We’re Halfway There on This Gyrating Merry-Go-Round
A gyrating merry-go-round,
we teeter-totter across the sea.
60,000 pounds of steel turned tiny rubber duckie at the whim of wandering waves.
The American flag whips in tatters, the stripes stripped into ragged ribbons.
Persevering. Presiding. Present.
Like the rest of us.
Each day a repeat of the next or the last
until the uneven rhythm of teeter-tottering echoes through
every cell, meal, word, step, dream.
Until — after 1,000 miles — you want to scream:
At the flogging sails snapping against your sunbaked nerves.
At your sleeping-again seasick husband leaving you to jellyfish stings in seawater dish suds.

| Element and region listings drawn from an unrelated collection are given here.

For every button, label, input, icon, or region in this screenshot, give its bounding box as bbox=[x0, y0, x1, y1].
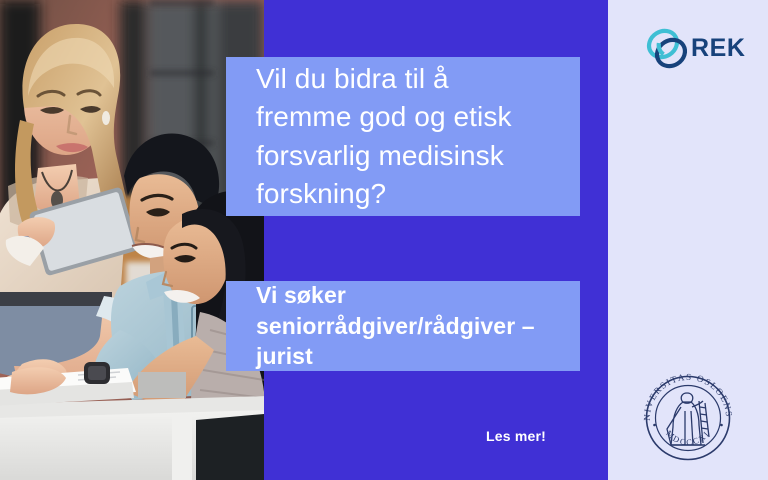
rek-wordmark: REK bbox=[691, 36, 746, 61]
read-more-link[interactable]: Les mer! bbox=[226, 428, 580, 444]
interlocking-rings-icon bbox=[646, 25, 690, 71]
job-title-text: Vi søker seniorrådgiver/rådgiver – juris… bbox=[256, 280, 550, 372]
rek-logo[interactable]: REK bbox=[646, 24, 742, 72]
uio-seal-icon: UNIVERSITAS OSLOENSIS MDCCCXI bbox=[637, 367, 739, 469]
headline-box: Vil du bidra til å fremme god og etisk f… bbox=[226, 57, 580, 216]
team-photo: Three colleagues at a desk looking at a … bbox=[0, 0, 264, 480]
job-title-box: Vi søker seniorrådgiver/rådgiver – juris… bbox=[226, 281, 580, 371]
photo-illustration bbox=[0, 0, 264, 480]
headline-text: Vil du bidra til å fremme god og etisk f… bbox=[256, 60, 550, 213]
uio-seal[interactable]: UNIVERSITAS OSLOENSIS MDCCCXI bbox=[637, 367, 739, 469]
recruitment-banner: Three colleagues at a desk looking at a … bbox=[0, 0, 768, 480]
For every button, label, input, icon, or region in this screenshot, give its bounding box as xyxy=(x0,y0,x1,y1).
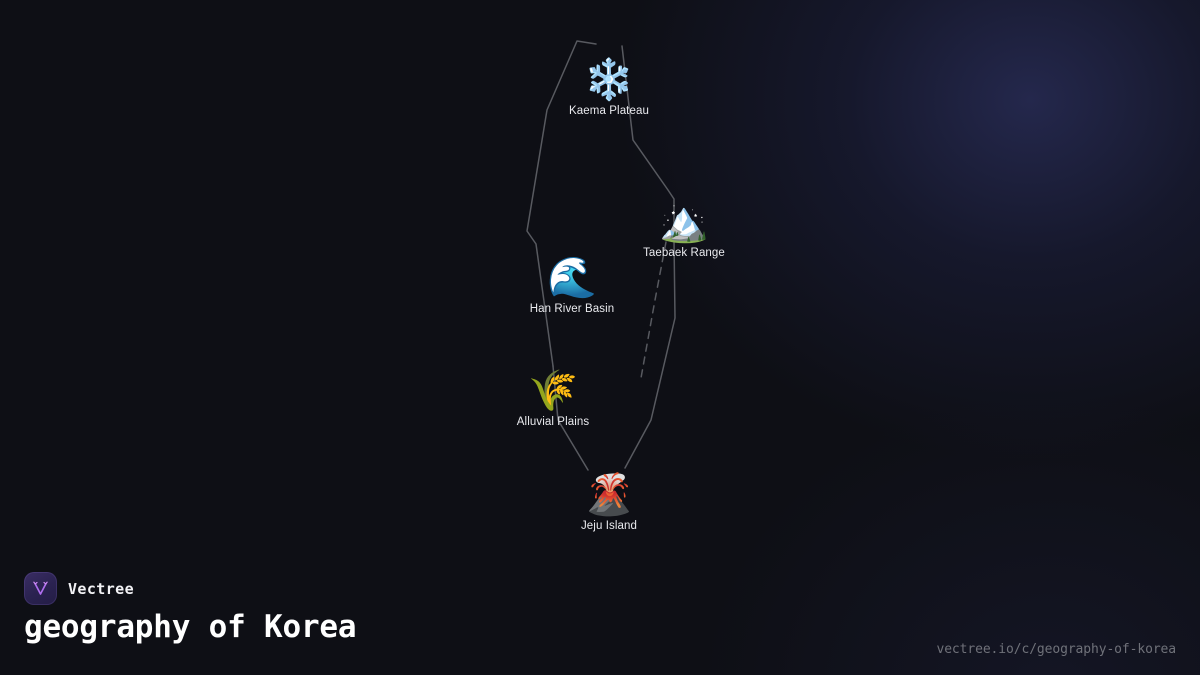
graph-node-label: Jeju Island xyxy=(539,520,679,532)
brand-block: Vectree xyxy=(24,572,134,605)
graph-node-jeju[interactable]: 🌋Jeju Island xyxy=(539,472,679,532)
graph-node-label: Han River Basin xyxy=(502,303,642,315)
graph-node-kaema[interactable]: ❄️Kaema Plateau xyxy=(539,57,679,117)
snowflake-emoji: ❄️ xyxy=(539,57,679,103)
snow-mountain-emoji: 🏔️ xyxy=(614,199,754,245)
graph-node-alluvial[interactable]: 🌾Alluvial Plains xyxy=(483,368,623,428)
graph-node-taebaek[interactable]: 🏔️Taebaek Range xyxy=(614,199,754,259)
brand-name: Vectree xyxy=(68,580,134,598)
footer-url: vectree.io/c/geography-of-korea xyxy=(936,642,1176,657)
graph-node-label: Alluvial Plains xyxy=(483,416,623,428)
sheaf-of-rice-emoji: 🌾 xyxy=(483,368,623,414)
footer-bar: Vectree geography of Korea vectree.io/c/… xyxy=(0,555,1200,675)
page-title: geography of Korea xyxy=(24,609,356,645)
graph-node-label: Kaema Plateau xyxy=(539,105,679,117)
graph-edge xyxy=(641,242,666,378)
vectree-logo-icon xyxy=(24,572,57,605)
water-wave-emoji: 🌊 xyxy=(502,255,642,301)
graph-node-han[interactable]: 🌊Han River Basin xyxy=(502,255,642,315)
volcano-emoji: 🌋 xyxy=(539,472,679,518)
vectree-graph-page: ❄️Kaema Plateau🏔️Taebaek Range🌊Han River… xyxy=(0,0,1200,675)
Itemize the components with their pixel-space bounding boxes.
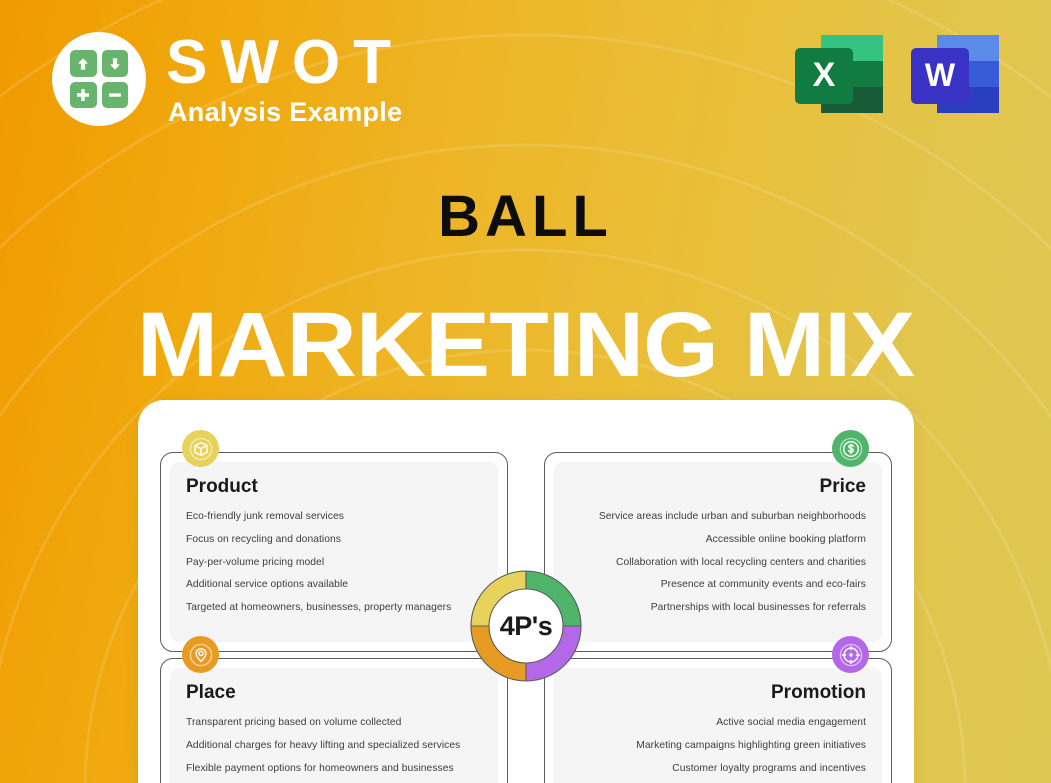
page-title: MARKETING MIX bbox=[0, 293, 1051, 398]
quadrant-promotion-body: Promotion Active social media engagement… bbox=[554, 668, 882, 783]
list-item: Active social media engagement bbox=[570, 717, 866, 729]
list-item: Additional charges for heavy lifting and… bbox=[186, 740, 482, 752]
minus-icon bbox=[102, 82, 129, 109]
list-item: Marketing campaigns highlighting green i… bbox=[570, 740, 866, 752]
swot-logo-text: SWOT Analysis Example bbox=[166, 33, 404, 128]
quadrant-price[interactable]: Price Service areas include urban and su… bbox=[544, 452, 892, 652]
quadrant-place-body: Place Transparent pricing based on volum… bbox=[170, 668, 498, 783]
list-item: Targeted at homeowners, businesses, prop… bbox=[186, 602, 482, 614]
swot-marketing-mix-slide: SWOT Analysis Example X W bbox=[0, 0, 1051, 783]
list-item: Additional service options available bbox=[186, 579, 482, 591]
office-app-icons: X W bbox=[791, 30, 1003, 120]
quadrant-product[interactable]: Product Eco-friendly junk removal servic… bbox=[160, 452, 508, 652]
quadrant-product-body: Product Eco-friendly junk removal servic… bbox=[170, 462, 498, 642]
quadrant-product-title: Product bbox=[186, 476, 482, 498]
quadrant-price-body: Price Service areas include urban and su… bbox=[554, 462, 882, 642]
quadrant-promotion[interactable]: Promotion Active social media engagement… bbox=[544, 658, 892, 783]
svg-text:W: W bbox=[925, 57, 956, 93]
list-item: Accessible online booking platform bbox=[570, 534, 866, 546]
list-item: Presence at community events and eco-fai… bbox=[570, 579, 866, 591]
brand-title: BALL bbox=[0, 183, 1051, 250]
list-item: Transparent pricing based on volume coll… bbox=[186, 717, 482, 729]
four-ps-donut-chart: 4P's bbox=[466, 566, 586, 686]
list-item: Pay-per-volume pricing model bbox=[186, 557, 482, 569]
dollar-coin-icon[interactable] bbox=[832, 430, 869, 467]
plus-icon bbox=[70, 82, 97, 109]
quadrant-place-title: Place bbox=[186, 682, 482, 704]
list-item: Service areas include urban and suburban… bbox=[570, 511, 866, 523]
swot-logo-word: SWOT bbox=[166, 33, 404, 94]
list-item: Focus on recycling and donations bbox=[186, 534, 482, 546]
swot-logo-circle bbox=[52, 32, 146, 126]
microsoft-excel-icon[interactable]: X bbox=[791, 30, 887, 120]
arrow-up-icon bbox=[70, 50, 97, 77]
quadrant-product-list: Eco-friendly junk removal services Focus… bbox=[186, 511, 482, 614]
quadrant-promotion-title: Promotion bbox=[570, 682, 866, 704]
list-item: Eco-friendly junk removal services bbox=[186, 511, 482, 523]
quadrant-price-list: Service areas include urban and suburban… bbox=[570, 511, 866, 614]
quadrant-price-title: Price bbox=[570, 476, 866, 498]
quadrant-promotion-list: Active social media engagement Marketing… bbox=[570, 717, 866, 783]
donut-center-label: 4P's bbox=[466, 566, 586, 686]
target-crosshair-icon[interactable] bbox=[832, 636, 869, 673]
arrow-down-icon bbox=[102, 50, 129, 77]
swot-logo-block: SWOT Analysis Example bbox=[52, 31, 404, 128]
swot-logo-subtitle: Analysis Example bbox=[168, 97, 404, 128]
package-box-icon[interactable] bbox=[182, 430, 219, 467]
list-item: Customer loyalty programs and incentives bbox=[570, 763, 866, 775]
list-item: Collaboration with local recycling cente… bbox=[570, 557, 866, 569]
quadrant-place[interactable]: Place Transparent pricing based on volum… bbox=[160, 658, 508, 783]
list-item: Flexible payment options for homeowners … bbox=[186, 763, 482, 775]
location-pin-icon[interactable] bbox=[182, 636, 219, 673]
swot-quad-arrows-icon bbox=[70, 50, 128, 108]
microsoft-word-icon[interactable]: W bbox=[907, 30, 1003, 120]
svg-text:X: X bbox=[813, 56, 836, 94]
quadrant-place-list: Transparent pricing based on volume coll… bbox=[186, 717, 482, 783]
list-item: Partnerships with local businesses for r… bbox=[570, 602, 866, 614]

Until — after 2,000 miles — you want to sing:
To the dolphins dancing in moonlight and the single orca that surfaces alongside.
To the power of passing squalls that bequeath gin-clear drops to drink.
Noise become your constant companion:
The goblin-growl of the groaning auto-pilot, the rattle of loose pots, the whistle of rigging.
The slide of hanging clothes, the swoosh of waves over your head as you sleep.
Back and forth, forth and back. Back. Forward.
My bones rocking, gnawing, rubbing, riding, swiveling.
My brains swishing and sloshing on the gyrating merry-go-round.
We chant to the sails: keep full.
We dance for the wind: don’t leave.
We plead to the waves: stay out.
We’re halfway there: can’t you tell?
The blue water looks bluer, the white clouds whiter.
Halfway is directly below my Montana home.
Over and up, down and around.
We circle a straight course.
I circle my own midline.
It’s all the same: a movie set of false sunsets and frothy whitecaps.
There is no middle, there is no end.
Or perhaps the middle is it’s own end.
I stare at starry skies, searching for my personal revelation.
I listen to waving seas waiting to hear the meaning of life.
I taste the salt on my shoulder, in my hair, hoping it will move me to meditate.
But revelations refuse to alight on our swinging mast.
Meaning can’t break through the noise and movement.
There’s no room for mediation amidst daily survival.
You have to stay still to receive the benefit.
You have to stay still to hear the ending.
We are never still.
Only a salty slingshot slippery sliding
rolling pitching creaking rocking flogging singing laughing
forever blue merry-go-round teeter-tottering across the endless sea.